Analysis of Illumina HumanHT-12_V4
1
0
Entering edit mode
4.6 years ago
j_jamal96 ▴ 20

Hi, Dears… I want to analyze the data related to the Illumina HumanHT-12_V4 platform. https://www.ebi.ac.uk/arrayexpress/experiments/E-MTAB-4901/

I am wondering if it is necessary to correct the background in this data? and Is it an essential step in microarray analysis? In some articles, this has not been done…

Thanks in advance

Illumina HumanHT-12_V4 Background correction • 2.2k views
ADD COMMENT
0
Entering edit mode

Yes, background correction is required; however, I need to point out that processing the Illumina HT expression array data from the public domain can be fraught with problems. I checked the data available for your study and it contains:

  1. a single table of raw signal intensities for all samples combined into the same file.
  2. a single table of processed signal intensities for all samples combined into the same file.

Information about processing Illumina arrays is contained in the limma manual. However, the public domain data is never typically in a format such that following the manual is an easy task. For example, look at this use-case:

If you do not feel comfortable processing the data from the raw stage, then you could just use the processed data. You will have other questions, though.

ADD REPLY
0
Entering edit mode

Thanks a lot, Kevin ...

What is the difference between raw and processed data?
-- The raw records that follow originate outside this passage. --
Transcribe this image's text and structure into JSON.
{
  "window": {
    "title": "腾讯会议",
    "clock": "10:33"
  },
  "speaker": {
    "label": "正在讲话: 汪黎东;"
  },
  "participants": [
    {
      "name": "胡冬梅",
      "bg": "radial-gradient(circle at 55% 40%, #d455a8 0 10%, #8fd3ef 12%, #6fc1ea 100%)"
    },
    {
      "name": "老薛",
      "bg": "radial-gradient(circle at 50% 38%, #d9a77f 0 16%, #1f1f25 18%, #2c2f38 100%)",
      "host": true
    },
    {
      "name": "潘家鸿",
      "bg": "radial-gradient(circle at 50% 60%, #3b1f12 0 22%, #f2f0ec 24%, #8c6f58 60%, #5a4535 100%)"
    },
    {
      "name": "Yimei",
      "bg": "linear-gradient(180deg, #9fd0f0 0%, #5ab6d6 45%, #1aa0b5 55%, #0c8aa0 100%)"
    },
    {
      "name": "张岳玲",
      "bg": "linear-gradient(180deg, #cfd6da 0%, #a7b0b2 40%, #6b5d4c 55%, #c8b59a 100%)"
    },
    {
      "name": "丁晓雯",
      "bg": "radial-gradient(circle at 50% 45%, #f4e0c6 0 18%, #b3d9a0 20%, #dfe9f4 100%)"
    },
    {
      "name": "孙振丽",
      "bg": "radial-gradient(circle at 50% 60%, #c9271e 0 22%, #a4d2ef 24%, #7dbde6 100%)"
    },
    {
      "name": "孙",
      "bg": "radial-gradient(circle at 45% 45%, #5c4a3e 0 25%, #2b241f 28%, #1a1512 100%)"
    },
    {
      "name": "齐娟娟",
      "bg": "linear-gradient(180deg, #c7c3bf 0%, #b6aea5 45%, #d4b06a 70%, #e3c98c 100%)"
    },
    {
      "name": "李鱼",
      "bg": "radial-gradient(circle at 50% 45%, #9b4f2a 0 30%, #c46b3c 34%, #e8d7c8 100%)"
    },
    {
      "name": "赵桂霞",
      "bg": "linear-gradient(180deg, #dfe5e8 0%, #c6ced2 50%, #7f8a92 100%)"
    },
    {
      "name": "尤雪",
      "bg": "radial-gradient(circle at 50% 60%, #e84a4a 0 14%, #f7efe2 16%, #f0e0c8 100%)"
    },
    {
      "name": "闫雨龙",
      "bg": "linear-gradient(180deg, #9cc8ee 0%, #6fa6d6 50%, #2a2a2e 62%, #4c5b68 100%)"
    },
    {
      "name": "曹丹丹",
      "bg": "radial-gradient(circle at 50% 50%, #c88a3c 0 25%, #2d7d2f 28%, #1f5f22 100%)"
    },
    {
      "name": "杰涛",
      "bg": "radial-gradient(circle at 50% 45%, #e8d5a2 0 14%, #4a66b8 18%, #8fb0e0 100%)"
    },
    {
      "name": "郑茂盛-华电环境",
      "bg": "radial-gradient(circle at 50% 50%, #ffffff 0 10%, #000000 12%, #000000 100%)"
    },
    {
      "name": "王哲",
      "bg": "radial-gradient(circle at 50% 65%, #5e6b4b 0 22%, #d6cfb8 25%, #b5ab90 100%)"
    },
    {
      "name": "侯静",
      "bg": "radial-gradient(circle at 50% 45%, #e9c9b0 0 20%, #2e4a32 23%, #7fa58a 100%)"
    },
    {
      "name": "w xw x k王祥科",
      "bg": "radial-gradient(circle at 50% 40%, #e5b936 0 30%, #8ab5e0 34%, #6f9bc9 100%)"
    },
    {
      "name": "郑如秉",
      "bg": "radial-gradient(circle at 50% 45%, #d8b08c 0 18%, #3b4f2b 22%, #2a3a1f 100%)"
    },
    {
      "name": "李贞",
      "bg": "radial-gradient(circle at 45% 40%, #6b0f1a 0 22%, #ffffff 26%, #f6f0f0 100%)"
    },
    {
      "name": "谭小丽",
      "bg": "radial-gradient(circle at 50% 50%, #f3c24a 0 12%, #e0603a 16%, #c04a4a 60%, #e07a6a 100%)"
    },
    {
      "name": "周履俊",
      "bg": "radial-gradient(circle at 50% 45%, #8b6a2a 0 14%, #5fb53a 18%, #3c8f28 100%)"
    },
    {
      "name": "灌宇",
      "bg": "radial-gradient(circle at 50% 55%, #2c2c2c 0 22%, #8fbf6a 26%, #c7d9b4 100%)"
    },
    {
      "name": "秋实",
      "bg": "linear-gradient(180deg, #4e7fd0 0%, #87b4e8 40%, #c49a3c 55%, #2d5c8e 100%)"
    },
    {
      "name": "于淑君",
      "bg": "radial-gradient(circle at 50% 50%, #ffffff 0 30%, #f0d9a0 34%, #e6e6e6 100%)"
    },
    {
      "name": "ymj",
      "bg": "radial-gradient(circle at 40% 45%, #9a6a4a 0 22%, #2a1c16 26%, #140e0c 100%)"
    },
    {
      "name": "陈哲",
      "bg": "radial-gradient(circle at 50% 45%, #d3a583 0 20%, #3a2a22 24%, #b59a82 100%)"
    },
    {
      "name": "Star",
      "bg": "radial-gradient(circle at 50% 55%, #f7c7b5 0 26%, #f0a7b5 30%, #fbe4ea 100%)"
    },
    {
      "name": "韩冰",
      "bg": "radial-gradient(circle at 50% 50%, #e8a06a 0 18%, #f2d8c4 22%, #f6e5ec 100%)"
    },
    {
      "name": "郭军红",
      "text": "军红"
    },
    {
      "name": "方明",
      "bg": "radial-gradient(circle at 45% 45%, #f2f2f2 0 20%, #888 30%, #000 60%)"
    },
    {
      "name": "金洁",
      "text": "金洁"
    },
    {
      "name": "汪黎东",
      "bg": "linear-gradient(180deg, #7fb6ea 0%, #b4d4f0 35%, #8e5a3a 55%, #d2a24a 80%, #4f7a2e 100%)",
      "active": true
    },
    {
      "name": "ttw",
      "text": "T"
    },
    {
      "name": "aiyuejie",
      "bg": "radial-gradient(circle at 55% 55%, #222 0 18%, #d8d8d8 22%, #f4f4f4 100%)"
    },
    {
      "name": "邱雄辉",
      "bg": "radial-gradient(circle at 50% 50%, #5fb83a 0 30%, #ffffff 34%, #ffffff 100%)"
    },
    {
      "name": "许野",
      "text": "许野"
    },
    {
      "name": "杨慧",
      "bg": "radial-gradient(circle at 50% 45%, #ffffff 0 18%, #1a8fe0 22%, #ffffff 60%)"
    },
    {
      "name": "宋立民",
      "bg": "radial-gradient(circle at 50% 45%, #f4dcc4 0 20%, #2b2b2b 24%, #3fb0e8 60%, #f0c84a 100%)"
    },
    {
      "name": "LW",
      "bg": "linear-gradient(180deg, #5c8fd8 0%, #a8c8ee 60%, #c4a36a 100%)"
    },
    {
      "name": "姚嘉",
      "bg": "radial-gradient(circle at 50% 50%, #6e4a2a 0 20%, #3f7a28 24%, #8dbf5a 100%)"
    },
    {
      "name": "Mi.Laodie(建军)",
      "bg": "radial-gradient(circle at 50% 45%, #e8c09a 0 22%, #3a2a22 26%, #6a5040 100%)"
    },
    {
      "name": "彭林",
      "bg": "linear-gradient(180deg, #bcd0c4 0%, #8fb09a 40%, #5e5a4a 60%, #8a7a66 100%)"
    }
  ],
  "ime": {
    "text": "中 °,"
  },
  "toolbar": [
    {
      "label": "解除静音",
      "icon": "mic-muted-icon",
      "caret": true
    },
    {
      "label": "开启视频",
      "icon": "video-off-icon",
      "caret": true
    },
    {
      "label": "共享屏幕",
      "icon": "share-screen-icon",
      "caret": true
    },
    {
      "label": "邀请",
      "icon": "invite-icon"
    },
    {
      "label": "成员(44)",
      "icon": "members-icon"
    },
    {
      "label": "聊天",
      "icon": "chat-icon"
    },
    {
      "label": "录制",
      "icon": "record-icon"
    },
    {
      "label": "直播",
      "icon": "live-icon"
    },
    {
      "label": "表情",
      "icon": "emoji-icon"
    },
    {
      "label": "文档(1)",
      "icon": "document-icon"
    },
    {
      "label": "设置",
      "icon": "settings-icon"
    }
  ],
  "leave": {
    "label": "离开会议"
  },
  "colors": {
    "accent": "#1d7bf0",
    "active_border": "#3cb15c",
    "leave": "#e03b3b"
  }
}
In the processed data, has the background been normalized and corrected?

ADD REPLY
0
Entering edit mode

According to the information in the ArrayExpress records, the 'processed' data is already normalised by quantile normalisation, and the authors appear to have eliminated probes with high detection p-values (i.e., low quality probes), which serves as a pseudo background correction, I suppose. I see no information about background correction, specifically, which would normally be performed as part of the neqc method. The authors also removed outlier samples via the Median Absolute Deviation (MAD) method.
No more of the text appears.